- Born: April 27, 1932 Los Angeles, California, U.S.^{[citation needed]}
- Died: November 15, 2002 (aged 70) Ridgecrest, California, U.S.^{[citation needed]}

Gas

= Roberta Leighton =

American drag racer (1932-2002)

Roberta Maxine Leighton (née Haslam; April 27, 1932 – November 15, 2002) was an American drag racer. She was the first woman licensed by the National Hot Rod Association (NHRA) to race competitively. She was also the first woman to win a national title, in the 1962 U.S. Nationals at Indianapolis, in the J/S class. In 2002, shortly before her death, she received a lifetime achievement award at the World Finals at Pomona.

== Racing career ==
Leighton started drag racing in 1952. Along with other family members, she was a member of the Dust Devils Car Club, which ran Inyokern Dragstrip in the high desert of Southern California. Leighton became interested in cars at the age of ten around her father who was a mechanic.

Leighton, like fellow racers Carol Cox and Shirley Shahan, campaigned to allow women to compete equally with men. Leighton, in 1963, was the first woman licensed to compete in NHRA's Gas class. She was good friends with fellow racer Shahan, and shared a sense of camaraderie with the other women racers, including Cox, Shirley Muldowney, Barbara Hamilton, and Paula Murphy.

Leighton's husband, Robert (commonly called Gus) served with a number of sanctioning bodies, including the Southern California Timing Association(SCTA). Her sister, Phillys ("P.J."), married well-known racer Bernie Partridge, a friend of NHRA founder Wally Parks and himself a later NHRA Vice President. Leighton was uniquely well placed to get changes made.

My mom started racing in 1952, and she and dad were always talking to [NHRA competition director] Jack Hart and having him come out to watch her race... It seems like every step the women took they had to get approved to do it.

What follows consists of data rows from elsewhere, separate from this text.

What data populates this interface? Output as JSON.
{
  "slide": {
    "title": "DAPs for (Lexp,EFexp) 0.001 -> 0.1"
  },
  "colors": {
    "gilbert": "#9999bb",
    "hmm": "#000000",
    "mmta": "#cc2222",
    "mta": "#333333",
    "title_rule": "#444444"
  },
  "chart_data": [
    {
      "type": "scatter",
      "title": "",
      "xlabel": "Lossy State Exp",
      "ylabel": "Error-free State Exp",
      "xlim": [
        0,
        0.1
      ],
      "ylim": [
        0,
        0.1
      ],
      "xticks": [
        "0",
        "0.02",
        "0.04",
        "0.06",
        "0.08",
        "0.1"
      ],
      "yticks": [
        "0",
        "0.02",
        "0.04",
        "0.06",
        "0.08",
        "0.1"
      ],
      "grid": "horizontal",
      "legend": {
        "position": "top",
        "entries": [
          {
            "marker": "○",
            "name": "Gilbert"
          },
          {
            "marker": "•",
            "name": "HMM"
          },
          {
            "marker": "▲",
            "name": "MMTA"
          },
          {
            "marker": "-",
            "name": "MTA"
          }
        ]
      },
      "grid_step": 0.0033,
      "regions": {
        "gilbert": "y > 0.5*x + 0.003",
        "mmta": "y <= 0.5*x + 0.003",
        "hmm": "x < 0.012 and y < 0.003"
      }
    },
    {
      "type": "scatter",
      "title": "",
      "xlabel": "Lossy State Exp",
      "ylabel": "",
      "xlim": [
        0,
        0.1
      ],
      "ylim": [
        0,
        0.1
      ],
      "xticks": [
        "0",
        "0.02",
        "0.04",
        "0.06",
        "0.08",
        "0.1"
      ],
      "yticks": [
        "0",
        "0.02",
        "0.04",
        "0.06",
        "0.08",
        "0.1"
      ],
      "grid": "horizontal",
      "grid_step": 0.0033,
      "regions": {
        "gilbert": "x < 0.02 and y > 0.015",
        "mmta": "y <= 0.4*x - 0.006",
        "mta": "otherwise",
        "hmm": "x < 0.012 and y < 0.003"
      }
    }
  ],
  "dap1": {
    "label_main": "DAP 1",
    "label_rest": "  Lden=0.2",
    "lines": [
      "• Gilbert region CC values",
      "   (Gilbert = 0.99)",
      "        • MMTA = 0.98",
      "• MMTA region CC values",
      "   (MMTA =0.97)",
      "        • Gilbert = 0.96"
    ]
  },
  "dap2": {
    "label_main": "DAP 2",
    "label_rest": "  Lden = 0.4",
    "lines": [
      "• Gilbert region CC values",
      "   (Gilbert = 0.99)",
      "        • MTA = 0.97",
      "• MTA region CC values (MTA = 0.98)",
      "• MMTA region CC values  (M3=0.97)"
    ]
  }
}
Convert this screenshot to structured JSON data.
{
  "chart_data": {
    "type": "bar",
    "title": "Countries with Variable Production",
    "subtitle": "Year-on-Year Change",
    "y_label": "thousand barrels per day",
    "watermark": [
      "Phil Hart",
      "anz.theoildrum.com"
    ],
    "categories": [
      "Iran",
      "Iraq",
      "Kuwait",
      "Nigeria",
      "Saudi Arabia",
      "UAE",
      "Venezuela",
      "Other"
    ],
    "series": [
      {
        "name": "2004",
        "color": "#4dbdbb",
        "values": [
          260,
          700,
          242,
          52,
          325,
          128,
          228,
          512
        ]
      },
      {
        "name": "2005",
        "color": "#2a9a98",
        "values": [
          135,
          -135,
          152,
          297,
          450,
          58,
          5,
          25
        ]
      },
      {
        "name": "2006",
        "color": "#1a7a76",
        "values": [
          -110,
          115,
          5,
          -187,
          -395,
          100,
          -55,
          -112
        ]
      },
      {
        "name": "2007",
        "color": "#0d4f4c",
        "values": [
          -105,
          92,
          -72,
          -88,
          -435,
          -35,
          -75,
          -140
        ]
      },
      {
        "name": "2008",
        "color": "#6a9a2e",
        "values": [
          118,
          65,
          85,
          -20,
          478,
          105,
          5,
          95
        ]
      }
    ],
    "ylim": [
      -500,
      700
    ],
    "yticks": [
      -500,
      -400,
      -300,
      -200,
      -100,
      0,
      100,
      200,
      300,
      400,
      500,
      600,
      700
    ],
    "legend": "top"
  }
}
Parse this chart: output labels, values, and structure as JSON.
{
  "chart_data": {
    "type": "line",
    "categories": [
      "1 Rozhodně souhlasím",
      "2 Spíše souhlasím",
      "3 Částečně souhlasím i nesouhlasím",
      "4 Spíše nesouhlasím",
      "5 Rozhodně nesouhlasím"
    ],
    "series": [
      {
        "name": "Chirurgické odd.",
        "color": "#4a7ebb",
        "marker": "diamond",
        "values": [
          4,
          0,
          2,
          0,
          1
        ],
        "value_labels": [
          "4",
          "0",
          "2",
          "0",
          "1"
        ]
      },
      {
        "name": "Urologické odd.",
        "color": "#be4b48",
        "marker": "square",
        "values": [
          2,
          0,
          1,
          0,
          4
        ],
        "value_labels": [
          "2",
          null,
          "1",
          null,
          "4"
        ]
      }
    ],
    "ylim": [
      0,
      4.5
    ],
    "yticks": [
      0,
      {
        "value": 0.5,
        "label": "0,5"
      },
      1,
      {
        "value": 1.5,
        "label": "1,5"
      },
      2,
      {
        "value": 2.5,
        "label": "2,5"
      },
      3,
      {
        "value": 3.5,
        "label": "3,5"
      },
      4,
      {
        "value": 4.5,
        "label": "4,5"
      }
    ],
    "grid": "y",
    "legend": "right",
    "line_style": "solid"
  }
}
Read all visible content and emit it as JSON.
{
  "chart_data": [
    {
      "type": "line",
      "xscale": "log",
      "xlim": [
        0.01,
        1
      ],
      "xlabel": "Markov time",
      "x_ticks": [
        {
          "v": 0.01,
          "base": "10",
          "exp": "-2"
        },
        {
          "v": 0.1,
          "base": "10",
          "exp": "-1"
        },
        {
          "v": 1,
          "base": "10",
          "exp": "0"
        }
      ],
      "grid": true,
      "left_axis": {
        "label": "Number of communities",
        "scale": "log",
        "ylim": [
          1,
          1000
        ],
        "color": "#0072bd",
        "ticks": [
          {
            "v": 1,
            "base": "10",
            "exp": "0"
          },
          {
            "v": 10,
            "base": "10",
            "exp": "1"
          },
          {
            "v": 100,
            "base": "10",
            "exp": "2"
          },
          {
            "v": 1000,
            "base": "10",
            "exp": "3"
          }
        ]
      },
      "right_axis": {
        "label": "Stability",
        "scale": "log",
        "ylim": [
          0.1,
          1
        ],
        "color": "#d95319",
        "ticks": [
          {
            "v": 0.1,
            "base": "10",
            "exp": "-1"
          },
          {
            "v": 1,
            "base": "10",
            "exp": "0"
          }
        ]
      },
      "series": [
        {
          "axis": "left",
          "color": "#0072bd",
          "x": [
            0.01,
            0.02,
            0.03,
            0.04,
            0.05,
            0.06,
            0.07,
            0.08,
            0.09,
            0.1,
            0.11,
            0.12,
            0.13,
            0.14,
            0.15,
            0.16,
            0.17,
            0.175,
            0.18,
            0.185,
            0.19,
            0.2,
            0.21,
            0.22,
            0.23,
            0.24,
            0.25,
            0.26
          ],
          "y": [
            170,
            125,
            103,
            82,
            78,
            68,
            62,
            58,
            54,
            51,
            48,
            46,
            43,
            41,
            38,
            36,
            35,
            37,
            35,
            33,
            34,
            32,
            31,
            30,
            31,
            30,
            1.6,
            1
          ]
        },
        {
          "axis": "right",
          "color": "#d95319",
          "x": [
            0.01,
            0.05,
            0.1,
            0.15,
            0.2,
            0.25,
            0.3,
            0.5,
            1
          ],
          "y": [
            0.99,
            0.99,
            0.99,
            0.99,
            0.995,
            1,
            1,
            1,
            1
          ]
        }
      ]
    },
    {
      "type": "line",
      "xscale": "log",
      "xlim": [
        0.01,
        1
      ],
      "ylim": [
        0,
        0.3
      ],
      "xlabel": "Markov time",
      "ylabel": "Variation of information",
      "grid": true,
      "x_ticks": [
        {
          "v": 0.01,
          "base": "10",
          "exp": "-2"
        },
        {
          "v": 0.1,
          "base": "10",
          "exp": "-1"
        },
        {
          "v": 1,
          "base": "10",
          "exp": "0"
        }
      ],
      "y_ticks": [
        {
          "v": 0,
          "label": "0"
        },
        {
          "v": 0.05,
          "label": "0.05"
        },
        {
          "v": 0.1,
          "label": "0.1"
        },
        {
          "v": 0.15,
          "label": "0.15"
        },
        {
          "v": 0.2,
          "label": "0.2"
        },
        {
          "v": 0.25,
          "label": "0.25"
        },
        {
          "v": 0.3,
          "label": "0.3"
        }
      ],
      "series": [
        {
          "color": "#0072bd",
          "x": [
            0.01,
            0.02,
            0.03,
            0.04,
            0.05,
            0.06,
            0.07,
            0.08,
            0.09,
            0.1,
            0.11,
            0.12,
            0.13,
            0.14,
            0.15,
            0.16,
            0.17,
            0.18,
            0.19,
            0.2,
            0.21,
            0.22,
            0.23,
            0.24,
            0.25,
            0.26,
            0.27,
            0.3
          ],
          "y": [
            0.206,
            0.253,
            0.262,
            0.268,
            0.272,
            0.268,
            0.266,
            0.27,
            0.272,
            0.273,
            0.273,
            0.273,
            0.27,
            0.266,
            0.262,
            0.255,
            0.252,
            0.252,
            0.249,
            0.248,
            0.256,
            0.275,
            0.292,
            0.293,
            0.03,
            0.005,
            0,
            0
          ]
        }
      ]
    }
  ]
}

Dad could have jumped into the car and driven it all day long, but a woman pretty much had to be blessed with Holy Water to do it. — David Leighton

In 1962, Leighton won her class (J/Stock) at the U.S. Nationals at Indianapolis, in a 1960 Chevrolet El Camino. She later turned the Camino into an injected alky-burner. Her son, David, still owns the 1960 J/S-winning Camino, which he hopes to put back on the strip some day.

Leighton suffered third-degree burns in a 1963 house fire, keeping her out of racing until 1965. Pioneering skin grafts by doctors at the NAWS China Lake hospital helped save her ankles and her racing career.
She came back to sportsman class racing in 1965, and kept racing in competition classes until 1978, when she switched to bracket racing for twelve years.

==Later life and death==
In later years, Leighton served as a track official, working at national, division and local races. She also helped run Inyokern Dragstrip.

Leighton died of cancer on November 15, 2002.